Beyond its controversial hardware, other creators are addressing similar issues from within the digital core of the Internet. Combining prolific art production with lectures and book projects, artist and author James Bridle closely associates the experience of drowning in a sea of information with ongoing states of unrest in many parts of the world. In his 2019 book New Dark Age: Technology and the End of the Future, he chronicles the NSA’s attempts to anticipate terrorist acts in the United States, revealing how big data surveillance fails to deter crime, even as Internet communities are increasingly divided by fundamentalism, conspiracy theories, and post-factual politics.5 Bridle follows a similar train of thought in his art practice. In Cloud Index, a 2016 commission for Serpentine Galleries in London, he illustrates how the use of online technology affects climate change: a vicious circle is created as more computing power is invested to predict the weather while atmospheric patterns become increasingly chaotic in response to the cloud’s growing carbon footprint. He uses artificial intelligence algorithms to fuse vast amounts of weather data with political poll results; these hybrid statistics generate virtual cloud patterns over specific geographical maps; the patterns, which vary according to elections, referendums, and other polling results, figuratively merge a region’s weather with its geo-political climate.

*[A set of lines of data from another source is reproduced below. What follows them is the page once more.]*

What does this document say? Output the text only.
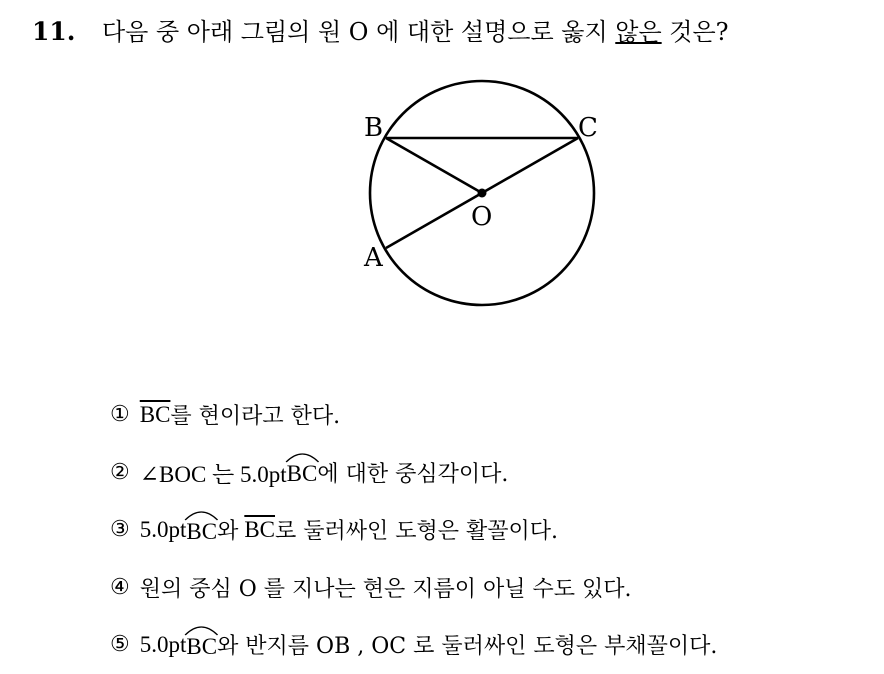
11. 다음 중 아래 그림의 원 O 에 대한 설명으로 옳지 않은 것은?
B	C
O
A
① $\overline{BC}$ 를 현이라고 한다.
② ∠BOC 는 5.0pt BC 에 대한 중심각이다.
③ 5.0pt BC 와 $\overline{BC}$ 로 둘러싸인 도형은 활꼴이다.
④ 원의 중심 O 를 지나는 현은 지름이 아닐 수도 있다.
⑤ 5.0pt BC 와 반지름 OB , OC 로 둘러싸인 도형은 부채꼴이다.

Bridle also quotes Heidegger in his lectures, recalling the philosopher’s discussions on techne as poiesis (technique as expressive means) to emphasize technology’s original role in protecting humans from nature’s instabilities. But how should the Internet be held accountable for the devastations of oil fracking, bio-fuel power plants, and similar infrastructures, when growing online enterprises like data surveillance, cloud gaming, and Bitcoin mining are so clearly increasing global energy demands and carbon emissions, therefore triggering more instability in the natural world? Should artists regard these latest advances and disruptions from a top-down perspective, as in Burtynsky’s aerial shots; from a first-person view, as in Jordan’s tours of junkyards; or from within the Internet’s digital matrix, akin to Bridle’s encoding of weather systems?
Questions like these should prompt art audiences to demand depictions, both negative and positive, of technology, to present a more holistic image of current geopolitical conditions. Rather than limiting its expressive range to celebrating our desires for technology, Heidegger’s poiesis might help us visualize how the materials, forms, and functions of intelligent machines are not isolated from present social dynamics, earth systems, and economic impulses, but instead are interlinked with all human structures (mining, manufacturing, finance, information, and so on) in a complex, self-organizing flux.
(1) Martin Heidegger, The Question Concerning Technology, and Other Essays (New York and London: Garland Publishing, 1977), 6.
(2) Among numerous studies, see N. R. Haddaway et al., “Evidence of the Impacts of Metal Mining and the Effectiveness of Mining Mitigation Measures on Social–Ecological Systems in Arctic and Boreal Regions: A Systematic Map Protocol,” Environmental Evidence 8, no. 9 (2019), https://doi.org/10.1186/s13750-019-0152-8.
(3) Naomi Klein, “Screen New Deal,” The Intercept, May 8, 2020
(4) Consumption figures collected from Eric Masanet, et al., “Recalibrating Global Data Center Energy-Use Estimates,” Science 367, no. 6481 (February 2020), 984–86.
(5) James Bridle, New Dark Age: Technology and the End of the Future (London and Brooklyn: Verso Books, 2019).